ABSTRACT

Malnutrition is a major public health problem in most developing and underdeveloped countries. While it contributes to 50% of under-five mortality (U5M), the survivors too face long-term implications like reduced educational outcomes, lower economic productivity, and an increased risk of non-communicable diseases later in the later phase of life. India has a heavy burden of malnutrition. According to the NFHS-5 report, under-five children with stunting accounted for a staggering 36%, followed by 32% of underweight and 19.3% of wasting in 2020–21. Chronic malnutrition (SUW and severe stunting) is 2.5–3 times higher than acute malnutrition (SAM). The Sustainable Development Goals (SDGs) call for an end to all forms of malnutrition by 2030. While there exist government programmes like the Poshan Abhiyan to address this challenge, significant issues persist. There is a high mortality risk (4–9 times), paucity of scientifically sound community-based studies and absence of comprehensive guidelines for community-based management of malnutrition, which underscores the need for innovative solutions. Community-based management of malnutrition can be critical in bridging the gap for India to achieve SDG target 2.2.

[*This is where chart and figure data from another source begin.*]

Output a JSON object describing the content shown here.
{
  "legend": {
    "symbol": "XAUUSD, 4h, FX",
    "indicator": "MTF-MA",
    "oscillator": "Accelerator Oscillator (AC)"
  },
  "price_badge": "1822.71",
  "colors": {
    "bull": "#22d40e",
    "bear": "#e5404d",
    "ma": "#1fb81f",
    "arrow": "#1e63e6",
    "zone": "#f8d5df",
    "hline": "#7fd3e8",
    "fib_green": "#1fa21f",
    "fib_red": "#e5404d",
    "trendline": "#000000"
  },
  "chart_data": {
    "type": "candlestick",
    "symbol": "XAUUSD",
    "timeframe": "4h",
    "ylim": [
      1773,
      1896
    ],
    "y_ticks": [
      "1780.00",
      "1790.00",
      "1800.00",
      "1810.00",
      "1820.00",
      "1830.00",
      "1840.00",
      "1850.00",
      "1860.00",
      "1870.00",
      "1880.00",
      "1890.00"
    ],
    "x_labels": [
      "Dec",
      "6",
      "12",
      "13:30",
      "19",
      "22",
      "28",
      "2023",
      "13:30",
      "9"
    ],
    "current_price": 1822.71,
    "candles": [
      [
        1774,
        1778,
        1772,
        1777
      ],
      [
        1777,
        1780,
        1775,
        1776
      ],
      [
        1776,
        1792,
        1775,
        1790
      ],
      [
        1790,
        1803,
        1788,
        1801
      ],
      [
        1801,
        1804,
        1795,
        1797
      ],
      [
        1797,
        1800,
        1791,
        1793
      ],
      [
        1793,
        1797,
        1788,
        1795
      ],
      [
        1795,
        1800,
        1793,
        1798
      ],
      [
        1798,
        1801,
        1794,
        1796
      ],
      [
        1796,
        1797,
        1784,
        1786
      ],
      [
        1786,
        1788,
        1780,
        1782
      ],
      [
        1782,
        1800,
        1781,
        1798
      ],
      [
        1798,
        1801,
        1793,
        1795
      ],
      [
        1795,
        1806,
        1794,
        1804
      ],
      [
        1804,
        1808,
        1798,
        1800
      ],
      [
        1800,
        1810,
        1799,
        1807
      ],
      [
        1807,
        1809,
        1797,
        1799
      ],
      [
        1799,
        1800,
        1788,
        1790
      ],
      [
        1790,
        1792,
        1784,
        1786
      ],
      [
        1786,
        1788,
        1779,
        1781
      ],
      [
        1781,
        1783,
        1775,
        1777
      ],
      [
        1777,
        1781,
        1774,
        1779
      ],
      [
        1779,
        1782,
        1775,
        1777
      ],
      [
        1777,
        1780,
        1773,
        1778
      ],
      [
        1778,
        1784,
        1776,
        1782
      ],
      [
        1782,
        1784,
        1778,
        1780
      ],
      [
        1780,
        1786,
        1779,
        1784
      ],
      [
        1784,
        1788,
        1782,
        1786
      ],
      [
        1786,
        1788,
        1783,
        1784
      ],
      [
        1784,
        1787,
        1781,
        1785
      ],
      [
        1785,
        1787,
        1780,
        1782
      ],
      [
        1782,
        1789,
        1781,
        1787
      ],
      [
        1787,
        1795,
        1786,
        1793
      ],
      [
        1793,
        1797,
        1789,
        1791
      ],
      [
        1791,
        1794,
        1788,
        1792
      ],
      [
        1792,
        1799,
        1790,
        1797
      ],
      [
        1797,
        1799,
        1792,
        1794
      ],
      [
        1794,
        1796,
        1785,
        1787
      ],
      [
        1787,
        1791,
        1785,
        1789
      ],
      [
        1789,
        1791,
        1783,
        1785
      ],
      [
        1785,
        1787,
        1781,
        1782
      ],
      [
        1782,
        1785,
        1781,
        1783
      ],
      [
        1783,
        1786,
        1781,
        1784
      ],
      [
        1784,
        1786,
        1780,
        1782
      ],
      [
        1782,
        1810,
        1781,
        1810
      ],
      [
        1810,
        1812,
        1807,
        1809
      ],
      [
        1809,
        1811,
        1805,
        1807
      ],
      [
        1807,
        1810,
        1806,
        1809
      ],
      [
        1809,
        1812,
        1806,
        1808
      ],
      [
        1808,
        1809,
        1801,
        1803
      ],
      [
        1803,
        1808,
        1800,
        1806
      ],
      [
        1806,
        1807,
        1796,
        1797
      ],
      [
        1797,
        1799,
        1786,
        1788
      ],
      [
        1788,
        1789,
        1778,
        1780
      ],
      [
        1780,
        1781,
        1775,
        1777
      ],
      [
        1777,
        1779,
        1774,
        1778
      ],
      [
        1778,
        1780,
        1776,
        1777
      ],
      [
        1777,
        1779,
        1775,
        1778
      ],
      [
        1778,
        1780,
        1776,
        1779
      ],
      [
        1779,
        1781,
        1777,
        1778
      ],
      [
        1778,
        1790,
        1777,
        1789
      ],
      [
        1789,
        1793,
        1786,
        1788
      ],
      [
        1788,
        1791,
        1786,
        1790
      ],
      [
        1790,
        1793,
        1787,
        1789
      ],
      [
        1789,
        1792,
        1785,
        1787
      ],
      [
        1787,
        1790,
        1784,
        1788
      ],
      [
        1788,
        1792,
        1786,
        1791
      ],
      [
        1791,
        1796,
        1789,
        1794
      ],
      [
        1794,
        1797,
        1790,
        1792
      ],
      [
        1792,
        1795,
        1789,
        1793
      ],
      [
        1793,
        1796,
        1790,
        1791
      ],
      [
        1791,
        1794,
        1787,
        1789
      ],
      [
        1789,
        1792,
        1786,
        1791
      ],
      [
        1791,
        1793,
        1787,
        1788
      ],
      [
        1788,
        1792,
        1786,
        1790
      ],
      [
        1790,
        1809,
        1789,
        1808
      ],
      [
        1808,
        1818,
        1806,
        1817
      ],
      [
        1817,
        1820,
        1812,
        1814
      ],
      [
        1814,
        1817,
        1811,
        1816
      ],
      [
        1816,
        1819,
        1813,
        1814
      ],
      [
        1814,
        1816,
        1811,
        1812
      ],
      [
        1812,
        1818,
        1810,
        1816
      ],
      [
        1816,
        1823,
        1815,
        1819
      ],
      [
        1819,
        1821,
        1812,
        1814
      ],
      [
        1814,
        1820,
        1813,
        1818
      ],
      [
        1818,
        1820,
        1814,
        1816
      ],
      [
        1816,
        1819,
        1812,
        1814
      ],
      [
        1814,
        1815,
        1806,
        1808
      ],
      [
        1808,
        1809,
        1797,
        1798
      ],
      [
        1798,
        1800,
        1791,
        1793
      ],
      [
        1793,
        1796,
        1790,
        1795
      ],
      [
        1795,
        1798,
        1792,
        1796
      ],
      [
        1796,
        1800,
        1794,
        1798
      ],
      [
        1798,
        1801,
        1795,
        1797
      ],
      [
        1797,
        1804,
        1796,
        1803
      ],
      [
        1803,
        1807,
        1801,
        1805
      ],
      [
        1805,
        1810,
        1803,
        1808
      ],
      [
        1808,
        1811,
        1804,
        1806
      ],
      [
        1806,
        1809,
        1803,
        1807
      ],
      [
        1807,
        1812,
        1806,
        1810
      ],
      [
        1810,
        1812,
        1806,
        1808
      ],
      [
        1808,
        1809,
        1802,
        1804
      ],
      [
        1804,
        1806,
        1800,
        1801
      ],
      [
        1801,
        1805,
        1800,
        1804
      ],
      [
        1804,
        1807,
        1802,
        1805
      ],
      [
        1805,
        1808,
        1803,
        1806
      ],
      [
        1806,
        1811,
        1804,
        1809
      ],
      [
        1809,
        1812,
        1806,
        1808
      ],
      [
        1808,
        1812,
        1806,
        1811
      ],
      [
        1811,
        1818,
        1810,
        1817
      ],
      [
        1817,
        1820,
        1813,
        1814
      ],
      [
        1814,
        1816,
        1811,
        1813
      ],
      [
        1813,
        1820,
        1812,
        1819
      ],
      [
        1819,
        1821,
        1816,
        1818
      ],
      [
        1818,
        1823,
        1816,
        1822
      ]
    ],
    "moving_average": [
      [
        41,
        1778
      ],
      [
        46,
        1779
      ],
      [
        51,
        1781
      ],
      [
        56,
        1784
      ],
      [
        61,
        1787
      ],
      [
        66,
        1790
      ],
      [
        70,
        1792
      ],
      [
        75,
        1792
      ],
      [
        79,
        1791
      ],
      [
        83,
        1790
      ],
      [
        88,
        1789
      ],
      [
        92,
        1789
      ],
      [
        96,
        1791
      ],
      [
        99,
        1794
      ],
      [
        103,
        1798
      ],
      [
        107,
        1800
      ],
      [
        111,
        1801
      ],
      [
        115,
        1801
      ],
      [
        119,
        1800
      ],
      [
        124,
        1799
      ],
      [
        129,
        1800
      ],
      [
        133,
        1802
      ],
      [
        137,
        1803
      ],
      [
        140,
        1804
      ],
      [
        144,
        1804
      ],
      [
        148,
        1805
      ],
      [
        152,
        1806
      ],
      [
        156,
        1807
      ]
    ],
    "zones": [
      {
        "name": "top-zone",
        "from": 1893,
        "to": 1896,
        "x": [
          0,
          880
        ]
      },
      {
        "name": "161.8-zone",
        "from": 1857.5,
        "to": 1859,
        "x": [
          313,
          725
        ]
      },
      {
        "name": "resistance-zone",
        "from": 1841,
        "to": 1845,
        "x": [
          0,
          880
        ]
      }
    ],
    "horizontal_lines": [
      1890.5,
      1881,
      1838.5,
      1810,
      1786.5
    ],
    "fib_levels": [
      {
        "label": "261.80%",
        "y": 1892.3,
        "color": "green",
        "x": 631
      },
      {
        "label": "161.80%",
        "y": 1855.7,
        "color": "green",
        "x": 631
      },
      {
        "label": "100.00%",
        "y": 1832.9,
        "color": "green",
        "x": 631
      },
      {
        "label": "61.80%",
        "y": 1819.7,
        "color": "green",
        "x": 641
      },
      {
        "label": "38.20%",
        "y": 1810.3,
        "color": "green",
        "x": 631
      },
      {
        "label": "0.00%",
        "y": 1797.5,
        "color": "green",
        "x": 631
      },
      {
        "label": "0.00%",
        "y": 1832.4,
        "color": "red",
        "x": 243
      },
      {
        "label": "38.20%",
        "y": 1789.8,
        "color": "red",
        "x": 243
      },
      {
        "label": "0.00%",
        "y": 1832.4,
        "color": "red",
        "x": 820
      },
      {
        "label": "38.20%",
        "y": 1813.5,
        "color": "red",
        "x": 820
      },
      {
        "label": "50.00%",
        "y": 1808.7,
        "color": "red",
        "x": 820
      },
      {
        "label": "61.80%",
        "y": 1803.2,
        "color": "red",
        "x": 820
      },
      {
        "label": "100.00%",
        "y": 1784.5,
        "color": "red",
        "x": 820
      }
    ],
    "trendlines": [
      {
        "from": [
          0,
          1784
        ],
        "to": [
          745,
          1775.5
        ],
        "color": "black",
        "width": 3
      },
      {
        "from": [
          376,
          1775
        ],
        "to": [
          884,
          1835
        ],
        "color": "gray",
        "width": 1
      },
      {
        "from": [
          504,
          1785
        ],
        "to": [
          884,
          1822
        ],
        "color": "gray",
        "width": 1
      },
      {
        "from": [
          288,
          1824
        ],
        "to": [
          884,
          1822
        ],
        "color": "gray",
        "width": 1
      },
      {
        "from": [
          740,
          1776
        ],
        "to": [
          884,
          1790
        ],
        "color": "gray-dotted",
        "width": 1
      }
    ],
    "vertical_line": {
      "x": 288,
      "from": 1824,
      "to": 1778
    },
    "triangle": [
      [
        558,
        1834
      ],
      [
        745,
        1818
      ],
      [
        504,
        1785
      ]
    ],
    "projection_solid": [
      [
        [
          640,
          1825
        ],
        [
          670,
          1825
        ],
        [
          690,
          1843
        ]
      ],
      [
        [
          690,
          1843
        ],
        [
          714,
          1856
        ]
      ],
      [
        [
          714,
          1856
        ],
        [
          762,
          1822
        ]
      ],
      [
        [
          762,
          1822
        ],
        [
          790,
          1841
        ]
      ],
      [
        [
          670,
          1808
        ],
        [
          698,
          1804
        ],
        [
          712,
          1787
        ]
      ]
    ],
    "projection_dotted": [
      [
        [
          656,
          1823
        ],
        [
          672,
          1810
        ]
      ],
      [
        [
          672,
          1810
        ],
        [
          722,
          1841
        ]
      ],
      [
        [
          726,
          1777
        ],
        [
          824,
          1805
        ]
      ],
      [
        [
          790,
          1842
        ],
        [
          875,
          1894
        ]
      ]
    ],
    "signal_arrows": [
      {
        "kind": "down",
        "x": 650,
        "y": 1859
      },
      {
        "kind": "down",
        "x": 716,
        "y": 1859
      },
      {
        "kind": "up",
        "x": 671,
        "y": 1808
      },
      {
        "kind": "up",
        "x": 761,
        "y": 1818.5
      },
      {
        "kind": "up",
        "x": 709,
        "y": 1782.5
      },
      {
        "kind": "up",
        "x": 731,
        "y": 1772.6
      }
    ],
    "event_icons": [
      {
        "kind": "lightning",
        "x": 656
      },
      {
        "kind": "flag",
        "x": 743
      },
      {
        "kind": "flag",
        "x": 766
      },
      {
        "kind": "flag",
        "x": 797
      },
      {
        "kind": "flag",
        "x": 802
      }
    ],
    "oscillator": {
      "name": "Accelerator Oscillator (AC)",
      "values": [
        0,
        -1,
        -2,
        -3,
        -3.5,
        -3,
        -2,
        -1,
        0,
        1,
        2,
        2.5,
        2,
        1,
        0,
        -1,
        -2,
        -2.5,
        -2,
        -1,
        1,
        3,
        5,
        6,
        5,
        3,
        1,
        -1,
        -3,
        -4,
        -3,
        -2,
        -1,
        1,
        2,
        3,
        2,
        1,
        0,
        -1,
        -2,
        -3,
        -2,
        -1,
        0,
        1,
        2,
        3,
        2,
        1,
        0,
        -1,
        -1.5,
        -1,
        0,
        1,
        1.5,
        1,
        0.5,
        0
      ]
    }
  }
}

‘MAHAN’ study reveals an effective integrated innovative community-based approach for addressing malnutrition in Melghat. Melghat is a difficult-to-access, hilly-forest region in Maharashtra, characterised by the dominance of the tribal population. The ‘COREM intervention’ is a multi-pronged approach with active community participation for community-based management and prevention of malnutrition and child mortality. Based on focus group discussions (FGDs) and surveys conducted in the region, we conducted cluster randomised control trials (CRCTs). The interventions included a ‘home-based childcare programme’ for the treatment of infections, home-based newborn care, antenatal care, nutritional therapy with locally prepared therapeutic food with micronutrients, and behaviour change communication (BCC) for under-five children (U5C). We also undertook additional support initiatives, such as counselling programmes for strengthening government hospitals, setting up nutrition farms and water conservation mechanisms, and using tools like advocacy, government collaboration, and PIL to enhance nutritional outcomes. The results were overwhelmingly positive, with a reduction in severe malnutrition from 23.97% to 9.5% (p-value <0.001) and U5MR declining from 147.21 to 40.53 per 1,000 live births (p-value <0.001). Follow-up of severely malnourished children (SMC) at the age of five years in the treatment group showed growth patterns and mortality rates similar to those of normal control group children. Our interventions are cost-effective, socio-culturally more acceptable, community-centric, and easily replicable in other regions. Thus, the insights gathered from this study can be useful in designing and implementing future health initiatives aimed at addressing malnutrition and mortality in a resource-constrained setting. The chapter underscores the importance of holistic community-centric local solutions along with strong public patient involvement (PPI) and long-term follow-up in addressing malnutrition. MAHAN's COREM model serves as a guiding framework for future endeavours, advocating for collaboration, evidence-based strategies, and a focus on long-term impact for improved health outcomes.